Geburtstag! Oder in meinem Fall eher der Tag, an dem ich im Waisenhaus landete.
„Mika! Die Jungs sind da. Willst du vielleicht auch ein Stück Kuchen?", rief Emily von unten. Im Hintergrund konnte ich tatsächlich die tiefen Stimmen erkennen. Immer wieder mal ertönte ein Lachen.
„Ja. Ich bin in fünf Minuten unten.", erwiderte ich wenige Sekunden später mit derselben Lautstärke wie Emily. Ich packte das Heft wieder weg und fuhr mir durch die Haare. Ein paar lose Strähnen fielen mir wieder zurück ins Gesicht.
Ich überlegte kurz, entschied mich aber relativ schnell. Ich würde den anderen nichts von meinem 'Geburtstag' verraten.
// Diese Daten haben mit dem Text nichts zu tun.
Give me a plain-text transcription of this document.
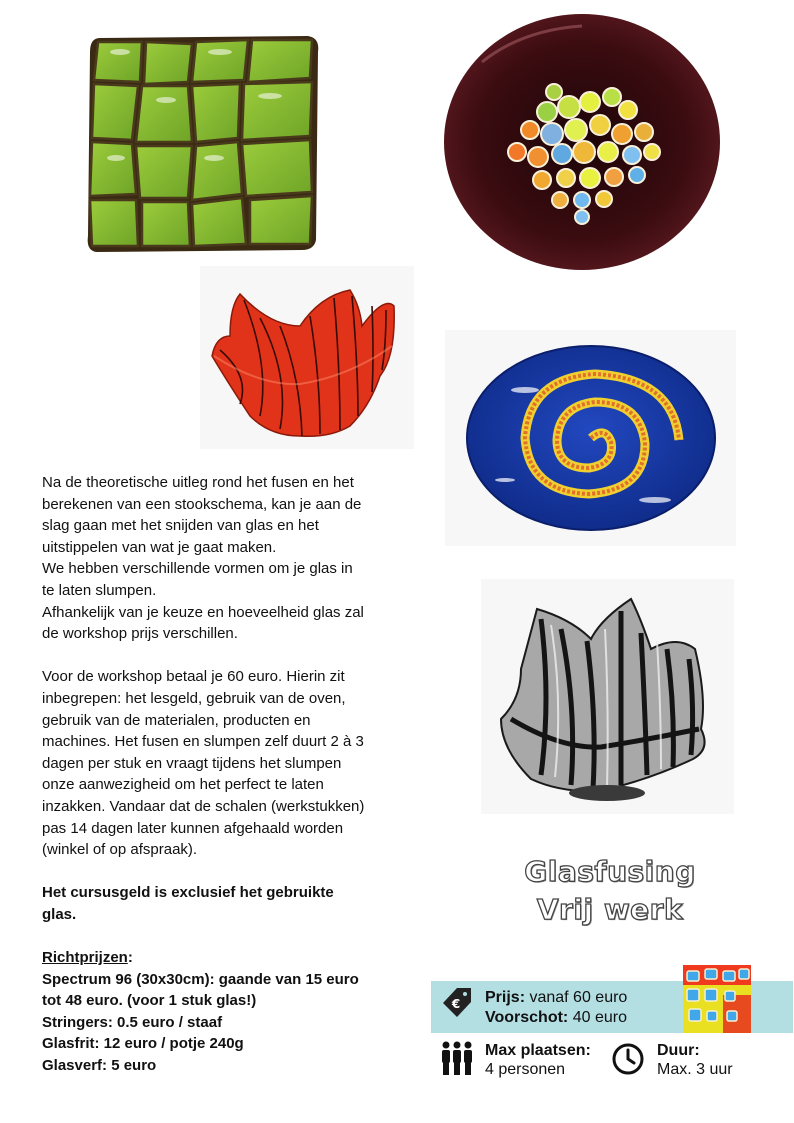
Na de theoretische uitleg rond het fusen en het
berekenen van een stookschema, kan je aan de
slag gaan met het snijden van glas en het
uitstippelen van wat je gaat maken.
We hebben verschillende vormen om je glas in
te laten slumpen.
Afhankelijk van je keuze en hoeveelheid glas zal
de workshop prijs verschillen.

Voor de workshop betaal je 60 euro. Hierin zit
inbegrepen: het lesgeld, gebruik van de oven,
gebruik van de materialen, producten en
machines. Het fusen en slumpen zelf duurt 2 à 3
dagen per stuk en vraagt tijdens het slumpen
onze aanwezigheid om het perfect te laten
inzakken. Vandaar dat de schalen (werkstukken)
pas 14 dagen later kunnen afgehaald worden
(winkel of op afspraak).

Het cursusgeld is exclusief het gebruikte
glas.

Richtprijzen:
Spectrum 96 (30x30cm): gaande van 15 euro
tot 48 euro. (voor 1 stuk glas!)
Stringers: 0.5 euro / staaf
Glasfrit: 12 euro / potje 240g
Glasverf: 5 euro

Glasfusing
Vrij werk
€ Prijs: vanaf 60 euro
Voorschot: 40 euro
Max plaatsen:
4 personen
Duur:
Max. 3 uur
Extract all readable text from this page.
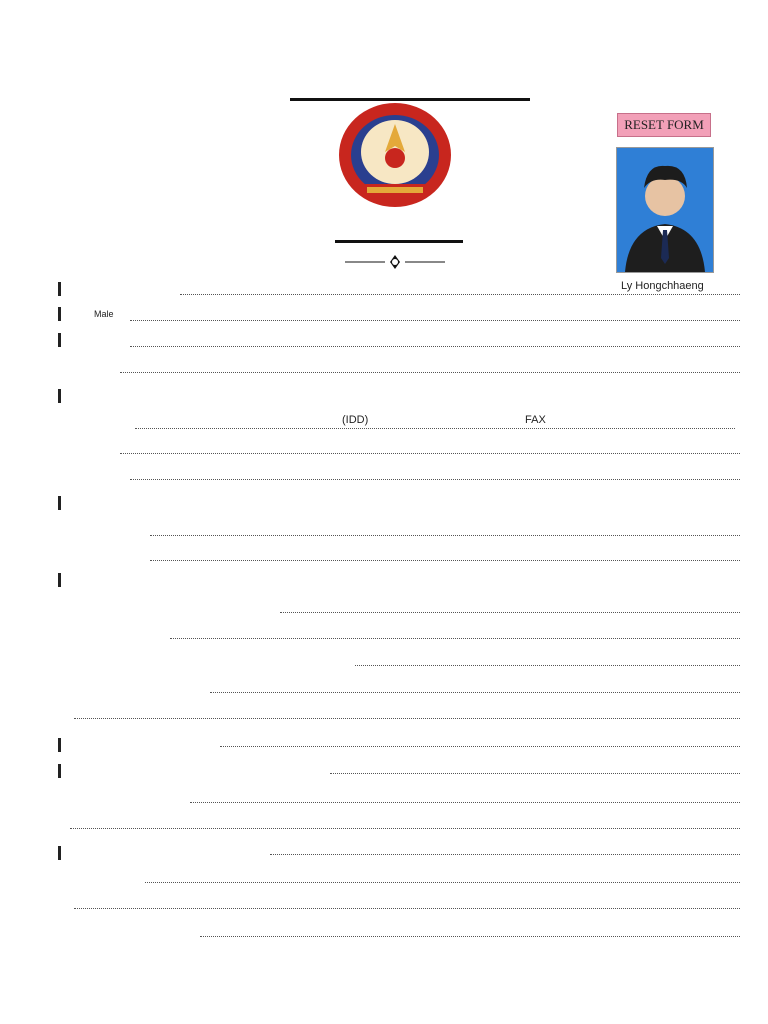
RESET FORM
Ly Hongchhaeng
Male
(IDD)	FAX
Es war besser so. Ich wollte weder feiern noch Geschenke, genauso wenig wollte ich diese ganze Aufregung. Sowas passte einfach nicht zu mir, also konnte es auch ausfallen. Und solange es keiner wusste, war ich sicher.
Ich schleifte also meinen erschöpften Körper wieder runter ins Wohnzimmer. Die Jungs saßen schon alle am Esstisch und redeten wild durcheinander. Jared fixierte dabei gespannt die Tür. Als er mich sah, lächelte er kurz freudig, aber sein Gesichtsausdruck wandelte sich augenblicklich wieder. Wenn man Jared kannte dann wusste man, dass er gerade sehnsüchtigst auf Emilys Kuchen wartete.
Paul war der nächste der mich bemerkte. Sein Lächeln übertraf sogar noch das von Jared. Paul stand auf und umarmte mich schnell.
„Man, Paul! Ihr habt euch doch grad eben erst gesehen! Muss das denn immer sein?", fragte Jared genervt.
„Nur weil Kim nicht hier ist, musst du ja nicht gleich neidisch werden.", konterte Paul mit einem frechen Grinsen. Ich kicherte leise vor mich hin, während ich mich wieder von ihm löste und mich auf einen freien Platz setzte.